Microstructure, hardness, oxidation, and corrosion behavior of TiNbTaVW refractory high entropy alloy in 3.5 wt% NaCl and 1 M H₂SO₄

Refractory high entropy alloys (RHEAs), which comprise high-melting-point refractory elements, have been regarded as potential candidates that can substitute nickel-based superalloys used in high-temperature applications. This study investigated the microstructure, hardness, corrosion, and oxidation behavior of the TiNbTaVW RHEA compared with commercial-grade IN718 alloy.

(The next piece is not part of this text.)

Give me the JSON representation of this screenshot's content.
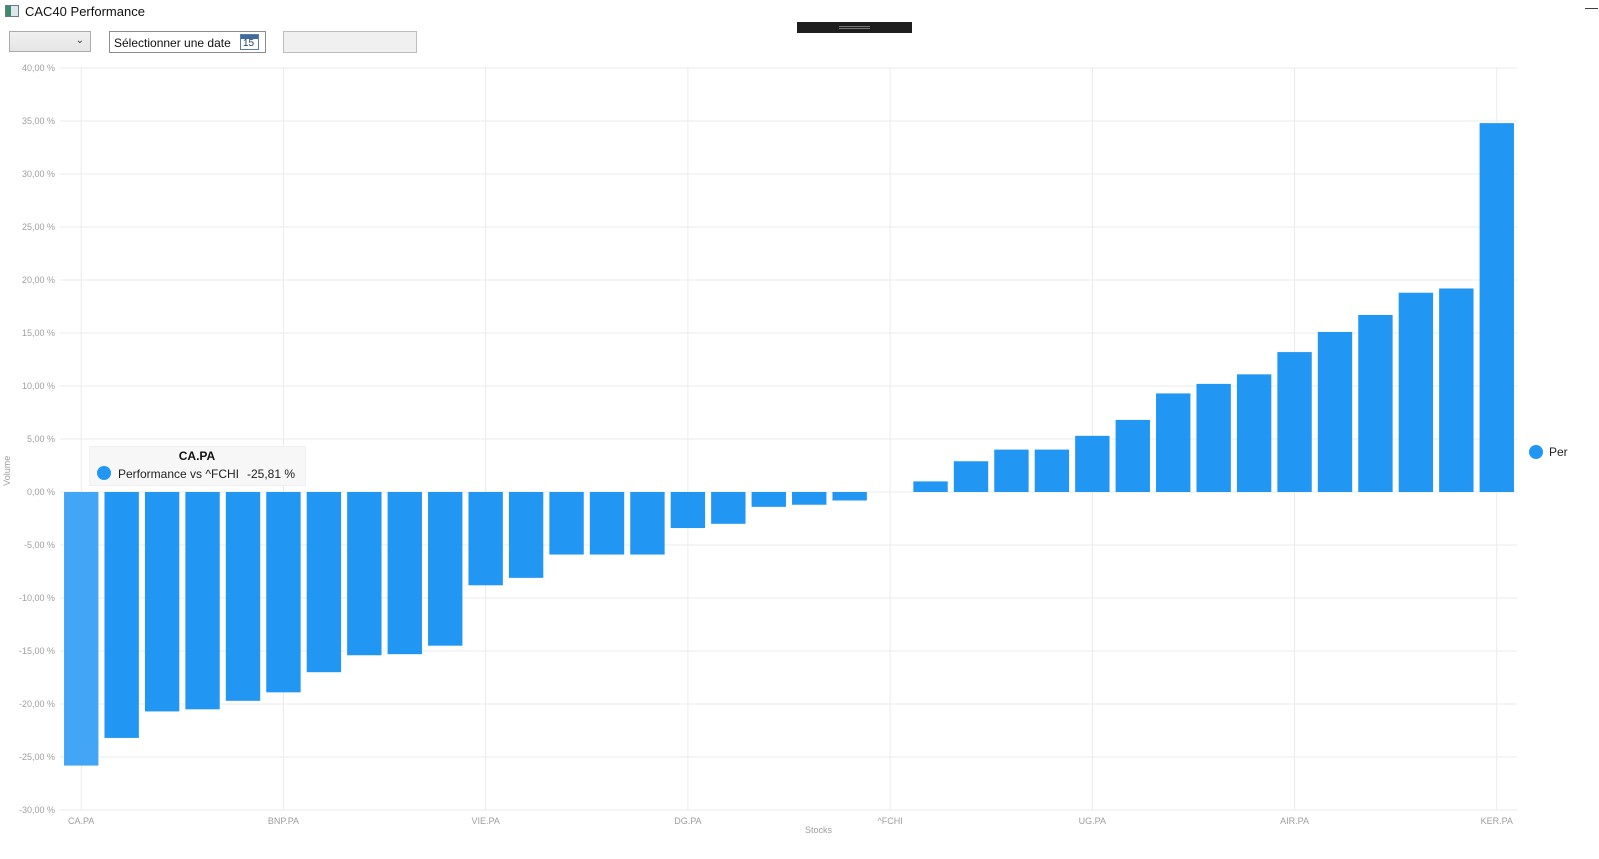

The equiatomic TiNbTaVW RHEA was produced using an arc melting furnace. The microstructure of the as-cast RHEA consisted of a body-centered cubic solid-solution phase with a dendritic structure corresponding to the empirical phase prediction. The RHEA exhibited a higher hardness of 522 +/- 10 HV than the IN718 alloy with 301 +/- 14 HV. The higher hardness is due to solid-solution strengthening and grain refinement. The RHEA had a lower corrosion rate in 3.5 wt% NaCl (0.0003 mm/yr) and 1 M H2SO4 (0.0009 mm/yr) than the commercial IN718 alloy (0.054 mm/yr and 1.12 mm/yr, respectively). At 850 degrees C after 15 h and 1050 degrees C after 15 h, the IN718 alloy exhibited a mass gain of 4.41 mg/cm(2) and 10.84 mg/cm(2), respectively, while the TiNbTaVW RHEA exhibited a mass loss of - 23.58 mg/cm(2) and - 45.92 mg/cm(2), respectively, indicating that the IN718 alloy exhibited the best oxidation resistance. Thermal and growth stresses contributed to the pores, voids, cracks, and oxide layer spallation observed in the TiNbTaVW RHEA.